Robotic stations with self-teaching functions are known in the art. One of the most time-consuming and difficult tasks in connection with the use of robotic stations is a robot arm with End of Arm Tools (EOAT), such as edge grippers, or end effectors for moving along a preprogrammed rout with high accuracy on each working cycle.
A large automated robotic station may have a plurality of points that must be manually taught. The operator moves a robot's end effector through a required number of degrees of freedom to align the end effector within an acceptable tolerance to given picking/placing/processing positions. The speed and accuracy of this operation depends on such factors as experience, fatigue, visual acuity of the robot operator, etc. Even though the teaching process is accurate, reliability of the robot operation may also depend on plays in connections of the tooling and end effectors to the robot arm and on slack accumulated after a certain amount of the performed cycles. Consequently, such taught points often need to be refined by the robot operator one or more times to increase the accuracy of the point.
The precision teaching allows accurate placement of delicate parts into cassette or other media, or on process chuck, etc., without damaging and/or rubbing walls thus reducing generation of particles and improving the yield.
Methods of teaching teachable robotic stations for handling and processing objects are known in the art and described in a number of patent publications.
For example, U.S. Pat. No. 5,297,238 discloses a method for calibrating a tool control frame (TCF) on a robot with respect to a known calibration reference claim (CRF), wherein the (CRF) is in rigid body relationship with a robot link. The method includes the steps of (a) attaching a sensory tool to the robot link, (b) calibrating the sensory tool with appropriate units of measurement, (c) identifying a calibration feature to be mapped by the sensory tool, (d) causing relative movement of the calibration feature within sensing range of the sensory tool, (e) recording robot configuration and pose as a first data record, (f) causing relative movement of the calibration feature and sensory tool along a known direction to a new position within sensing range, (g) recording configuration and pose as a second data record, and (h) applying coordinate transformations to the respective data records to generate a correct tool control frame (TCF) pose with respect to the (CRF).
U.S. Pat. No. 4,675,502 discloses a real time tracking control for taught path robots. A real time steering capability is provided to permit robot motion to be modified continuously in three dimensions as the robot is moving along a taught path. An arc welding robot or other taught path robot has a sensor located on the robot arm to sense the position of a desired path. The tracking control provides real time steering commands to the standard robot taught path and are calculated based on maintaining a constant, preprogrammed velocity along the desired path and coordination with the taught path.
U.S. Pat. No. 4,831,549 discloses a device and method for improving orientation and/or location accuracy of a programmable robot with respect to a target object. The method consists of calibrating the position of a terminal control frame associated with a robot end-effector which is coupled to a robot distal link. Separated reference positions external from the robot are identified, as to geometry and spatial data. This identification data is stored for later recall and comparison for use in determining a localized relative frame of reference. The robot end-effector is moved to a first reference position and a rigid body error correction is determined. This correction is stored in computer memory for application to later computer movement.

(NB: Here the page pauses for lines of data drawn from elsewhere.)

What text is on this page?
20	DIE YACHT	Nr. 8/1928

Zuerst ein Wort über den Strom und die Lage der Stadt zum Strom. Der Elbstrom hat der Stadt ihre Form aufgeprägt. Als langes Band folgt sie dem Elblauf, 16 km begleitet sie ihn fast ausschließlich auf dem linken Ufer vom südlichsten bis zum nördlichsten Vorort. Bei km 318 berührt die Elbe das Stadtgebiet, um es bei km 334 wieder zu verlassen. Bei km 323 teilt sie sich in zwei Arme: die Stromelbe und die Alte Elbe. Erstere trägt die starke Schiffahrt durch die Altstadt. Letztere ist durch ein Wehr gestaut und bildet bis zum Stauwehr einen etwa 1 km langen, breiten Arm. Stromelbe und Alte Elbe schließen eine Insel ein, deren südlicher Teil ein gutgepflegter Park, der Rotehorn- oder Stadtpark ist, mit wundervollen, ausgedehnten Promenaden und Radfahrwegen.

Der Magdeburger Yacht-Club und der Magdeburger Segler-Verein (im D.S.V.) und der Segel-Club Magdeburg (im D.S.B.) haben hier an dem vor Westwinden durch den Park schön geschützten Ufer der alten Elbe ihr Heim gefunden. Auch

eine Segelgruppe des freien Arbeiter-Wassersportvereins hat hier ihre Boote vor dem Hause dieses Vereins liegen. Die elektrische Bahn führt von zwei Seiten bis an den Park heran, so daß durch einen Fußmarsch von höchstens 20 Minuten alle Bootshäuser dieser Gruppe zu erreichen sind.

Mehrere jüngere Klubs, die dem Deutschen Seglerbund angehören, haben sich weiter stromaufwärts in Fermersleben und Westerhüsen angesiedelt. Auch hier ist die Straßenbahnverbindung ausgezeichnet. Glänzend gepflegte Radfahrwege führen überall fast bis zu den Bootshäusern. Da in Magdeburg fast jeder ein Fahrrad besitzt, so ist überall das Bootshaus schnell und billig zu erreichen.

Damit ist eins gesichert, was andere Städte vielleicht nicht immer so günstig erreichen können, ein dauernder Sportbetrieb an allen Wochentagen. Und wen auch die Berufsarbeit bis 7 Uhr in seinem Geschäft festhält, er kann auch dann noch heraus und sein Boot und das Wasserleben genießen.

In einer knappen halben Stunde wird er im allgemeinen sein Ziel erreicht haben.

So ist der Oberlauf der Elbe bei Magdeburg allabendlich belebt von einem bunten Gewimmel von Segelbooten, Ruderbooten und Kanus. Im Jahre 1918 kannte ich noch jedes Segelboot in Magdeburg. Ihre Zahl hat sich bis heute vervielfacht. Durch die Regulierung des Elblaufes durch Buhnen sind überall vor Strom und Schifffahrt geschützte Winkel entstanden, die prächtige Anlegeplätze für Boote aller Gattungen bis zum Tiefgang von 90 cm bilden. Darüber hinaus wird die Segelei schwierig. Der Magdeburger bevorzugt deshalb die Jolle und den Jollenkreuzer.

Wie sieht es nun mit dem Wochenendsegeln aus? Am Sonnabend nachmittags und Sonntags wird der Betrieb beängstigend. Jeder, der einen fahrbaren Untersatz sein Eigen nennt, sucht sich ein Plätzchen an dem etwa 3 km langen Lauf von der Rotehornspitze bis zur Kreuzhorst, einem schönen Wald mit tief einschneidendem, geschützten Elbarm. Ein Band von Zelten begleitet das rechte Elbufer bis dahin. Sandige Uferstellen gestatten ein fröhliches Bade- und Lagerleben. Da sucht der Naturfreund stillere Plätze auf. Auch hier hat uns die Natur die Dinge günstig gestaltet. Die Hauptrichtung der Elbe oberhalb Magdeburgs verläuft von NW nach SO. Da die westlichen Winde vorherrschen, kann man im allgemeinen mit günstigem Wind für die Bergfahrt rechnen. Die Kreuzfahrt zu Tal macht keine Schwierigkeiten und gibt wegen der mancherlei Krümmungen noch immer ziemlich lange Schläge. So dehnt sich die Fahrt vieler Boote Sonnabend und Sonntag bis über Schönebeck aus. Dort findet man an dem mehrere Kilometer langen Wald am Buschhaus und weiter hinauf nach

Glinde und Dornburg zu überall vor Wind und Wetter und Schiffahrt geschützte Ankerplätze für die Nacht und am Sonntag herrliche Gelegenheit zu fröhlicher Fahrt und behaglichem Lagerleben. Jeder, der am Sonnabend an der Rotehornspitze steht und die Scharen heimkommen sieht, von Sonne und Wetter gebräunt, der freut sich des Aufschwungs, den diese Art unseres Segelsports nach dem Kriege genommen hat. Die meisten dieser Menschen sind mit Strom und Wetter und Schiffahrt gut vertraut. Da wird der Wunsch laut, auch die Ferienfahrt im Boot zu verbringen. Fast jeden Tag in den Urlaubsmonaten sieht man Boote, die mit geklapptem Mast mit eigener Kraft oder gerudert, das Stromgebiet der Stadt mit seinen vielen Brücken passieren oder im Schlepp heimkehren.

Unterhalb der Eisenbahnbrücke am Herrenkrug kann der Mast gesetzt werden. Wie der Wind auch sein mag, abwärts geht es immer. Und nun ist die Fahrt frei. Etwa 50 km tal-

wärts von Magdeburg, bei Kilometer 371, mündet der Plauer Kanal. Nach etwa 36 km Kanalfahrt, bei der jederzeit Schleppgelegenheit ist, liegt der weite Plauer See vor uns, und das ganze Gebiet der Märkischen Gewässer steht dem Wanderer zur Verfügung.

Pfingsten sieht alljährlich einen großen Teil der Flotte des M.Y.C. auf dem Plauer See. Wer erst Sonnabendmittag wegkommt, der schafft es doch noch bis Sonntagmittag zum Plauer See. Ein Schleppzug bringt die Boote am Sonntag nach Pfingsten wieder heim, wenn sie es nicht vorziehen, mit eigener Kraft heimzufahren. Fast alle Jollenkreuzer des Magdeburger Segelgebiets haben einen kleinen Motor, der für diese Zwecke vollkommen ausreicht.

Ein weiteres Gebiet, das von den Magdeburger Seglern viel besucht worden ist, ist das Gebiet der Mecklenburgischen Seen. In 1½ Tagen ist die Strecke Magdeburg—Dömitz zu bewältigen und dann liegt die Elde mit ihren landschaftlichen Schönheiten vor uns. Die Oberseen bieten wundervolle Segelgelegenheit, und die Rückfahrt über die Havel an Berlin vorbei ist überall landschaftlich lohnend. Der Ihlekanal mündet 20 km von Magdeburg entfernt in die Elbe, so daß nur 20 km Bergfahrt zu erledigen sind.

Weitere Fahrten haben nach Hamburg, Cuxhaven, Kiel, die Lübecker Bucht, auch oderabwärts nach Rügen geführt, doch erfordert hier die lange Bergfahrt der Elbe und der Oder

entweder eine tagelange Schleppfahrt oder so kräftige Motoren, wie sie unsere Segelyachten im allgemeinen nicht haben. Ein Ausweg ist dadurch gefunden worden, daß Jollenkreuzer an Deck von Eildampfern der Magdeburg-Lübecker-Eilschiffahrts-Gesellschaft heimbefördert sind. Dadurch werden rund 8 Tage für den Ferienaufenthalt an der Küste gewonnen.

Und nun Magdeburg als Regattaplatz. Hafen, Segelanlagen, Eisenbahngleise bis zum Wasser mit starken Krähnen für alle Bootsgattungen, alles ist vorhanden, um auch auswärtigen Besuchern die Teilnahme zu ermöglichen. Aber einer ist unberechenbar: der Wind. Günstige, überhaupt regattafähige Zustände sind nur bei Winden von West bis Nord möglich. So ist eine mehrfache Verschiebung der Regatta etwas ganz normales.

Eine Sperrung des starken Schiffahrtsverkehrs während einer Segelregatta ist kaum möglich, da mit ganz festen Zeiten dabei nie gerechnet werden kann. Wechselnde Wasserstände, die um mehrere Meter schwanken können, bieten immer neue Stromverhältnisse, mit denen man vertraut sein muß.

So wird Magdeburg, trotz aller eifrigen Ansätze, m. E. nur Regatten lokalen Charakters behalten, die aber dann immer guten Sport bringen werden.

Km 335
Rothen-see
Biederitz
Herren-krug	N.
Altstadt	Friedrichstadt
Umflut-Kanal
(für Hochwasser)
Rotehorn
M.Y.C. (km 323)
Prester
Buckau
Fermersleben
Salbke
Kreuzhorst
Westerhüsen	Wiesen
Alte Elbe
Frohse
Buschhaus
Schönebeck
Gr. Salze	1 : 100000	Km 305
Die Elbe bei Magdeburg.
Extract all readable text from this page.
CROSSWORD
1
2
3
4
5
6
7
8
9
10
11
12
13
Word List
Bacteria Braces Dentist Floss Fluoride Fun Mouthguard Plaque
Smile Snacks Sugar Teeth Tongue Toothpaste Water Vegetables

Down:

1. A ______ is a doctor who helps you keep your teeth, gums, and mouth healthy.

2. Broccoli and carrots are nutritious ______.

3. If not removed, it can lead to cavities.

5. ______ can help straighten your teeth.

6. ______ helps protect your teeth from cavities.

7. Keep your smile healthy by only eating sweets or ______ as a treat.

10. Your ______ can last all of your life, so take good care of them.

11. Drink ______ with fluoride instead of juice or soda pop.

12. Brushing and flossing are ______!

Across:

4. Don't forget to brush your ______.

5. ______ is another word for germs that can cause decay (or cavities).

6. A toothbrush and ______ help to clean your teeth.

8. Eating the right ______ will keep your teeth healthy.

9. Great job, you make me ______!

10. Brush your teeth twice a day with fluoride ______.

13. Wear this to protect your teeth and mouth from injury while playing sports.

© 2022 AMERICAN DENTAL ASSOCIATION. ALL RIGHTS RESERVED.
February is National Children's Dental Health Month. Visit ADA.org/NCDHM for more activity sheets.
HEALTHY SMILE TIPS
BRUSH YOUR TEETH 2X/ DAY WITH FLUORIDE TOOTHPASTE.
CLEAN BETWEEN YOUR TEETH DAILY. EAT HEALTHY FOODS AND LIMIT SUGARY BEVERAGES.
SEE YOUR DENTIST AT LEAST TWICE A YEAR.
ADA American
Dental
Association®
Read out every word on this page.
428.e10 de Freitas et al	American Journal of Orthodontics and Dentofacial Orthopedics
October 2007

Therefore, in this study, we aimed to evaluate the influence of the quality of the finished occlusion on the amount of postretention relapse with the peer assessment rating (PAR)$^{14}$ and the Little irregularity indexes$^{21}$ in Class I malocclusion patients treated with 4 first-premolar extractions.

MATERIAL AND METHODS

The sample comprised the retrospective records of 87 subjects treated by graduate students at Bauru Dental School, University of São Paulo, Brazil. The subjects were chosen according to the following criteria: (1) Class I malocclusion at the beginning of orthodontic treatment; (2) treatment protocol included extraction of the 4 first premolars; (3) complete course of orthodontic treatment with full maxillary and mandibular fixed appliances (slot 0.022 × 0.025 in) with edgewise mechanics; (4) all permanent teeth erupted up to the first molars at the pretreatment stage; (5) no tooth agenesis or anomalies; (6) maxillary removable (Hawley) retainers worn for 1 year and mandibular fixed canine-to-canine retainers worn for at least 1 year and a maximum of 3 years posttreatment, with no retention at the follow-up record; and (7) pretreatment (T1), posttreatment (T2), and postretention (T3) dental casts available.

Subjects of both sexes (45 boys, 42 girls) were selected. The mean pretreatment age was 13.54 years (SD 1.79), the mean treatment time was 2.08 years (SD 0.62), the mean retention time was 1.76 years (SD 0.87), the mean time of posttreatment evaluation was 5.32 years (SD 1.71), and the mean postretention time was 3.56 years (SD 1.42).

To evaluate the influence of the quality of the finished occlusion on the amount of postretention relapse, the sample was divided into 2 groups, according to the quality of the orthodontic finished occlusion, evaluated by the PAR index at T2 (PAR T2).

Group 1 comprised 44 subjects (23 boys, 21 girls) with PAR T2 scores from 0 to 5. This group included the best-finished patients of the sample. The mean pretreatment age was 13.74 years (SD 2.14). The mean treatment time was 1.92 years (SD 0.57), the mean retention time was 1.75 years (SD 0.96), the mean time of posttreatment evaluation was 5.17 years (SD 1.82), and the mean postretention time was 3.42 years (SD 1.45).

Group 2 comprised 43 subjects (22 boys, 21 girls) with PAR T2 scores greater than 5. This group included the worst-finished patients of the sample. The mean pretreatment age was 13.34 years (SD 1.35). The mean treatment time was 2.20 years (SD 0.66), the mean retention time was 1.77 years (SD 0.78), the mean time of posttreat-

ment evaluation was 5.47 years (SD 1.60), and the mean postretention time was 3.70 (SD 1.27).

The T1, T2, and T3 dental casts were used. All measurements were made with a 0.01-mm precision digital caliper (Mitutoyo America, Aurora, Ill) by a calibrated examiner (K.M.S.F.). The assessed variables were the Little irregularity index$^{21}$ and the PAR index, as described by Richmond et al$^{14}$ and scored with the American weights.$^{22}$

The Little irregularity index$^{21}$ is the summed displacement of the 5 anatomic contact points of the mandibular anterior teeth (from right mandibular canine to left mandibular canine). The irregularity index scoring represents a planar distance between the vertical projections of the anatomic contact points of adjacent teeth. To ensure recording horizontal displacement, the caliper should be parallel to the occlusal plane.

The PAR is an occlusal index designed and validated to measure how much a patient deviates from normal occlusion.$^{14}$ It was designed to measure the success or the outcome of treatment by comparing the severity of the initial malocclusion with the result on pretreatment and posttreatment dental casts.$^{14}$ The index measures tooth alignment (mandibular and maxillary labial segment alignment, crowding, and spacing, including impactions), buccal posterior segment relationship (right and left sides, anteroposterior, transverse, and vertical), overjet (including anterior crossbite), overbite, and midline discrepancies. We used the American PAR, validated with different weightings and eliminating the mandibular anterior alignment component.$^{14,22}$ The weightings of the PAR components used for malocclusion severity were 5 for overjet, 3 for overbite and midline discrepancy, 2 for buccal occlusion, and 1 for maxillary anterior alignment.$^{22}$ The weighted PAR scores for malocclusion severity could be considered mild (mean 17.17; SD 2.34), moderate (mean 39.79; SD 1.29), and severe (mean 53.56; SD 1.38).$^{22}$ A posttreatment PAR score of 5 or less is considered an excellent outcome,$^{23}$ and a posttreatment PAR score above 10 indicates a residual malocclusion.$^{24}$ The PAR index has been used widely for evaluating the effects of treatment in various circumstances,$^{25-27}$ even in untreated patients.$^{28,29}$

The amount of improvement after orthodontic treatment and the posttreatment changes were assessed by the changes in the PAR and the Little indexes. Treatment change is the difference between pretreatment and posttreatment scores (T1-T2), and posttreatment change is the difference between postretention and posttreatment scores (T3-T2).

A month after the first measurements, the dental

International Patent Application Publication WO 2010136961 discloses a method and a control device for controlling a robot having a robot arm with a number of individual arm sections, an end effector connected to one of the arm sections and a number of actuators for moving at least the end effector and at least one of the arm sections in at least two different modes of operation, i.e., a working mode and a training mode that corresponds to the working movements. The robot control device corrects the teaching position of the motion program stored in the storage, based on a change in the relative position obtained by the position calculator.
U.S. Pat. No. 8,242,730 discloses an automated robot teach tool and a method of use of the teach tool. The latter enables automatic teaching of pick and place positions for a robot. The automated robot teaches tool obviates the need for manual operation of the robot during the teaching. The result is an automated process that is much faster, more accurate, more repeatable and less taxing on a robot operator. The teach tool comprises: a body assembly with a proximity sensor mounted therein that is releasably mated with a robot end effector; a foot assembly coupled to the body assembly, wherein the foot assembly comprises a sensor target mounted therein that is located about the proximity sensor; and wherein the proximity sensor and the sensor target are configured to detect signals representative of a perturbation as the robot end effector moves the body assembly and foot assembly from a central position within a workpiece receptacle through six degrees of freedom. The aforementioned signals are used to determine a precise orientation for the robot end effector to pick up and place a workpiece to and from the workpiece receptacle. Signals representative of the perturbation are generated in response to the foot assembly colliding with a horizontal surface or a vertical surface of the workpiece receptacle.